Estime = Prix de la vertu, qui ne peut jamais être un don, parce qu’il n’eſt pas libre de le refuſer.
Étiquette = Tribut d’uſage qui favoriſe bien des vices, & cache bien des tourments.
Étourdi = Homme peu capable de fauſſeté, & peu ſuſceptible de repentir.
Évaluation = Combinaiſon que l’eſprit fait quelquefois avec beaucoup de peine, & le ſentiment avec beaucoup de facilité.
Exactitude = Image de la vertu, qui n’eſt ſouvent qu’en combinaiſon du vice.
Exemple = Source de biens peu conſultée par le beſoin.
Exhérédation = Action cruelle qu’un très-petit eſprit fait avec vanité, en ſongeant qu’il triomphe de la nature.

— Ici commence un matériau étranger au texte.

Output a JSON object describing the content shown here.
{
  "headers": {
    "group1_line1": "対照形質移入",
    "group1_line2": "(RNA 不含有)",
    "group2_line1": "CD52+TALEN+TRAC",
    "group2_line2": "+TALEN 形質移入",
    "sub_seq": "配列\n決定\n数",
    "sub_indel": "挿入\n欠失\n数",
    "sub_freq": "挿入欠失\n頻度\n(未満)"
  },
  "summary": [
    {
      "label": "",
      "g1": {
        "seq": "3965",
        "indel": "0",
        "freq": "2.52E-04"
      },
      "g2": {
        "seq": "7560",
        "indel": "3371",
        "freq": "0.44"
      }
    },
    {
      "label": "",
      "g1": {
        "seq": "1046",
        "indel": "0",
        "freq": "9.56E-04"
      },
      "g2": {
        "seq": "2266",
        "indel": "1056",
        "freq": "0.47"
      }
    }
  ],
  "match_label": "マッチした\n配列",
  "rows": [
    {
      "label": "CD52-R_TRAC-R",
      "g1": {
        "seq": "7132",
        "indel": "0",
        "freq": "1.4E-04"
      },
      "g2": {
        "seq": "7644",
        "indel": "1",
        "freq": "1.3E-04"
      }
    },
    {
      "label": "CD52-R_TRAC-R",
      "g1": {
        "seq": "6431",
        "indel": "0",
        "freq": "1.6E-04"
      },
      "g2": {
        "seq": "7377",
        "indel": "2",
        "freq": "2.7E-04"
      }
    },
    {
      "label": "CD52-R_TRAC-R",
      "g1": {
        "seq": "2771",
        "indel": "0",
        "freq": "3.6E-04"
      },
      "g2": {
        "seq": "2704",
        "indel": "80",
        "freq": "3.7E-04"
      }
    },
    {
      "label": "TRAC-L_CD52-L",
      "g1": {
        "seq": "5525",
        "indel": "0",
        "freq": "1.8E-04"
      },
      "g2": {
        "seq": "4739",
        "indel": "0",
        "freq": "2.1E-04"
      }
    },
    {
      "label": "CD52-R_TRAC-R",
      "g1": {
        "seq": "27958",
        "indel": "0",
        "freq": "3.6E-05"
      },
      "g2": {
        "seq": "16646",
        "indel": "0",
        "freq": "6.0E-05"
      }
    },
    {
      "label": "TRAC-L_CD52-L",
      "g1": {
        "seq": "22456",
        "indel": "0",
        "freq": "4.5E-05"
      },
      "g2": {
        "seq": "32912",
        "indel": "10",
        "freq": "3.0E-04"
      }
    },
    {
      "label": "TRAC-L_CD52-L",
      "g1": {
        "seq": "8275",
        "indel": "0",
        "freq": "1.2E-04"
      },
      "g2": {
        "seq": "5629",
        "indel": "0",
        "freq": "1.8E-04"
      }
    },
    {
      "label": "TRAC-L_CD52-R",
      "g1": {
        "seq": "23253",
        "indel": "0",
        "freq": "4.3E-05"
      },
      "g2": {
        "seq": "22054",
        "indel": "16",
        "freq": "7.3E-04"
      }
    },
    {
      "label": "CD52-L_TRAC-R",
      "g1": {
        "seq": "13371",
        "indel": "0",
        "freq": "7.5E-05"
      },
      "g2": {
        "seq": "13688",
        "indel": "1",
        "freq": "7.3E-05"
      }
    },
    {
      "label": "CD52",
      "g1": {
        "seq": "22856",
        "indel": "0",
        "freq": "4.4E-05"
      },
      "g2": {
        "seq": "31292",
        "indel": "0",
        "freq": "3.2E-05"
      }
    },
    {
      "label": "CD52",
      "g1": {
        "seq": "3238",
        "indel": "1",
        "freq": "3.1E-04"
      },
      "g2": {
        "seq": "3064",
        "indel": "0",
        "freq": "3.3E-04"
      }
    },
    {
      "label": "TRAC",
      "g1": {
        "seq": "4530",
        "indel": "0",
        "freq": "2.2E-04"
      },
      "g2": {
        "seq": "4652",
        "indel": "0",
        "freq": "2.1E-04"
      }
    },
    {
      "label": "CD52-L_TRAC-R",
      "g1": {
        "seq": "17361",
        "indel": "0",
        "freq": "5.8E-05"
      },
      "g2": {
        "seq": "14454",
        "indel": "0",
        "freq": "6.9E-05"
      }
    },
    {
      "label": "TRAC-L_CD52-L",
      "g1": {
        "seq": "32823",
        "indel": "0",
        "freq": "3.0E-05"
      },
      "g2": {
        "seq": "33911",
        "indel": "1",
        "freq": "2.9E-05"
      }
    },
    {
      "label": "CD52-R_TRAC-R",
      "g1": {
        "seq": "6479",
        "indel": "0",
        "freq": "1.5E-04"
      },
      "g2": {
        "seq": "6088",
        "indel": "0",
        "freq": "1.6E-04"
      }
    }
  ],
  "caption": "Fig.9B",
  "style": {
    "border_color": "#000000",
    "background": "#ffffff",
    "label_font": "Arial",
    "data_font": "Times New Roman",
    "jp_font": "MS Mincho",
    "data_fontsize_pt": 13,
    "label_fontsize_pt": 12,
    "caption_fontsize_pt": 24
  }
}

Exigence = Principe de beaucoup d’actions honnêtes, ou honorables, faites par des gens qui n’avoient ni honnêteté, ni honneur.
Exil = Il eſt auſſi ſouvent le prix des vertus, que la punition des fautes. Il commence quelquefois l’exiſtence d’un fat, & le néant d’un héros.
Existence = On la diſtingue de la vie ; & ce ſont les ſots ſans ſentiment qui ont donné lieu à cette diſtinction.
Expérience = Premier Juge de nos actions ; premier maître de nos eſprits ; école ouverte à tout le monde, ou peu de gens entrent avec la capacité de s’inſtruire.
Exploit = Action qui donne ſouvent de l’utilité au déſeſpoir, & de la nobleſſe à la férocité.
Expression = Une ſeule peut décider du deſtin de deux perſonnes.
Extérieur = Art dont on ne ſe défiera jamais aſſez, quoiqu’il ne ſoit pas difficile de l’appercevoir.
Extreme = Caractere qui ſera toujours favorable à la célébrité, parce qu’il impoſe.